L'idroambulanza non ci aveva impiegato poi molto ad arrivare, dopo che Giovanni aveva fatto quella telefonata. Caterina vi era stata caricata su, e Giovanni l'aveva seguita, cercando di spiegare balbettante all'infermiere cos'era successo di preciso. Quando finalmente erano arrivati all'ospedale, in breve tempo, Caterina aveva tirato almeno un sospiro di sollievo: forse c'era ancora qualche speranza di non mandare tutto all'aria.

Aveva passato minuti interminabili su quello stesso lettino d'ospedale dove si trovava in quel momento da un tempo che le pareva infinito, in attesa di un dottore che la potesse visitare. Aveva raccolto tutte le forze possibili per prendere il proprio cellulare e chiamare Giulia – non aveva ancora il coraggio e la lucidità necessari per avvisare Nicola e spiegargli cosa fosse accaduto-, e pregarla di raggiungerla lì, il prima possibile.

Quando Giulia era arrivata, Caterina era appena stata raggiunta dal ginecologo del pronto soccorso. Aveva atteso e temuto il momento dell'ecografia allo stesso tempo, con il cuore pieno di paura e di speranza di poter sentirsi dire che, nonostante tutto, non era accaduto nulla di grave.

Giovanni se ne era uscito dalla stanza, e lei aveva spiegato al medico i sintomi che aveva avuto sin da quella mattina con voce malferma, a tratti tremante.

Alla fine, dopo più di mezz'ora, era stata lasciata nuovamente sola in quella stanza a visita terminata, con il responso di un lieve distacco della placenta, causa dei dolori alla schiena e delle perdite di sangue.

Se ne era rimasta in silenzio per diversi minuti, con Giulia accanto al letto come in attesa. Caterina non sapeva se avesse incrociato Giovanni nell'entrare in ospedale – avrebbe scoperto solo dopo, leggendo un suo messaggio, che era dovuto rientrare subito all'appartamento della sua ragazza e che avrebbe cercato di farle visita in ospedale prima di partire-, e non aveva nemmeno la forza per chiederglielo. Forse non gliene importava nemmeno, le parole del dottore che le ronzavano in testa senza lasciarle scampo.
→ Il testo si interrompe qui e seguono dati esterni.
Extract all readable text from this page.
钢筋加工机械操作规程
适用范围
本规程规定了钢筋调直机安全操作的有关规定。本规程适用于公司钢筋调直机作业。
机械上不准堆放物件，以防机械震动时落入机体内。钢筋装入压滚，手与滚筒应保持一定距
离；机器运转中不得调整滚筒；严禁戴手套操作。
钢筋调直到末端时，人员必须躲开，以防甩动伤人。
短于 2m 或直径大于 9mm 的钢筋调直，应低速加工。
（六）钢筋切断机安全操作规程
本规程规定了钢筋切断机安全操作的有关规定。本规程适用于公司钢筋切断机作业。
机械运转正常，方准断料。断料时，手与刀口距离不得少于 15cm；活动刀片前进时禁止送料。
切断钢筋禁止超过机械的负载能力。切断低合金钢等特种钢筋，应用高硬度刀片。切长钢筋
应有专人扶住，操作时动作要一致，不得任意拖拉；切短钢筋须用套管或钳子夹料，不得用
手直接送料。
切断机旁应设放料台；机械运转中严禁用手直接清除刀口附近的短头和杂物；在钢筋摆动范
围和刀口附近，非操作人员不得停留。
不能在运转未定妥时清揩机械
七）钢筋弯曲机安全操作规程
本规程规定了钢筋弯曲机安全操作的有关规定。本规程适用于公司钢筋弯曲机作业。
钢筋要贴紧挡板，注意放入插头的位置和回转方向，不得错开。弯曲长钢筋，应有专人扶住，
Il ginecologo non era stato troppo pessimista: aveva riscontrato un distacco che si sarebbe riassorbito in diverso tempo, con tanto riposo e iniezioni di progesterone. Erano cose che, in gravidanza, potevano capitare a chiunque, le aveva detto quasi per rassicurarla.
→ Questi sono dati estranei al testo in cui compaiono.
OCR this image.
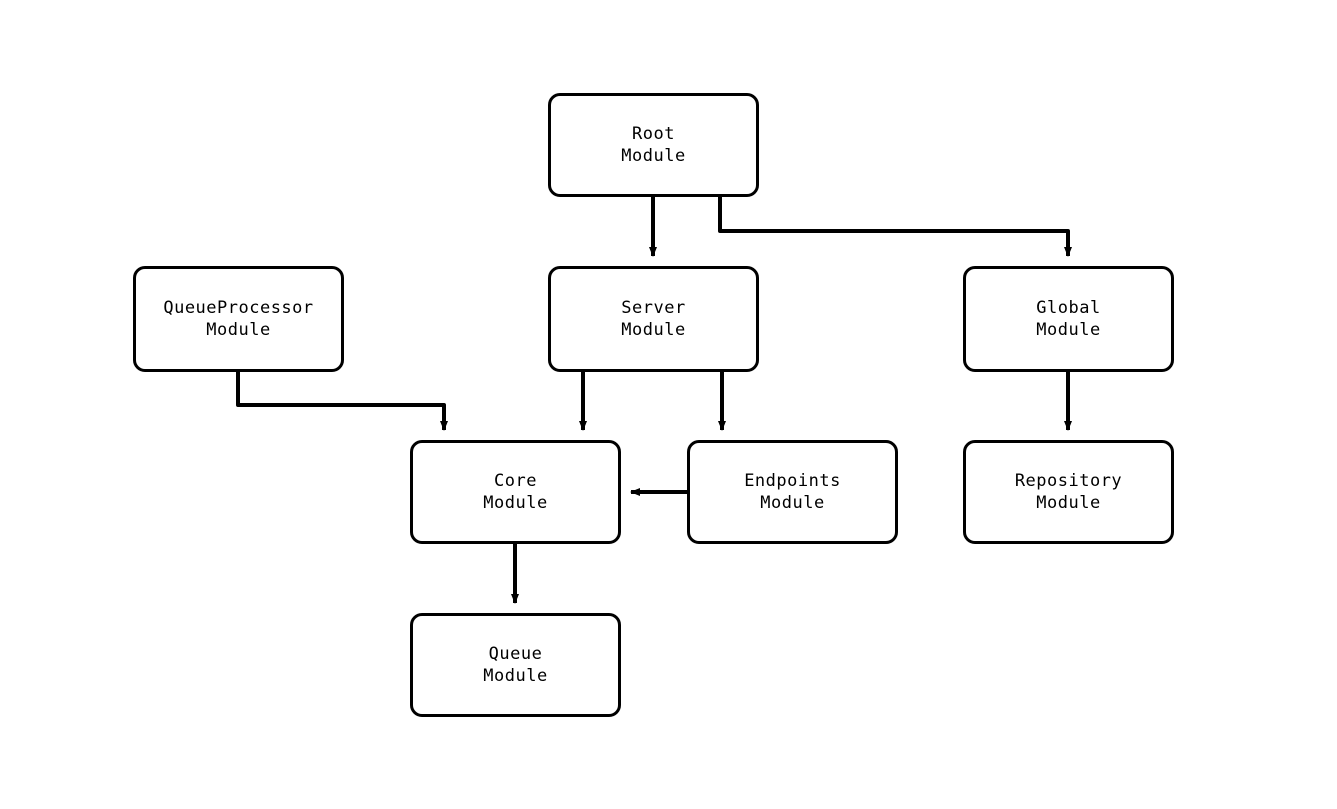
Root
Module
QueueProcessor
Module
Server
Module
Global
Module
Core
Module
Endpoints
Module
Repository
Module
Queue
Module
Caterina si sentiva tremendamente preoccupata lo stesso. Si sentiva in colpa per non aver sospettato nulla sin da quella mattina, per non aver declinato l'invito di Giovanni ed essersi invece recata all'ospedale più vicino.

Venne distratta solo dallo squillo ininterrotto di un cellulare, il suo. Giulia glielo aveva avvicinato, e non appena Caterina lesse sul display il nome di Nicola, si sentì raggelare come non mai.

-Non sa che sei qui, vero?- le chiese Giulia, non appena la vide esitante nel rispondere alla chiamata.

Caterina scosse il volto, lentamente. Certo che Nicola non sapeva, e non aveva nemmeno idea di come avrebbe potuto dirglielo. Probabilmente la stava chiamando per sapere come mai non fosse ancora rientrata per pranzo, e Caterina poteva solo immaginare come avrebbe accolto la notizia della minaccia d'aborto che aveva appena avuto.

Si sarebbe precipitato lì in meno di cinque minuti, poco lucidamente e preoccupato oltre ogni limite.

-Non vuoi rispondere?- insistette Giulia, che però doveva aver già intuito la risposta.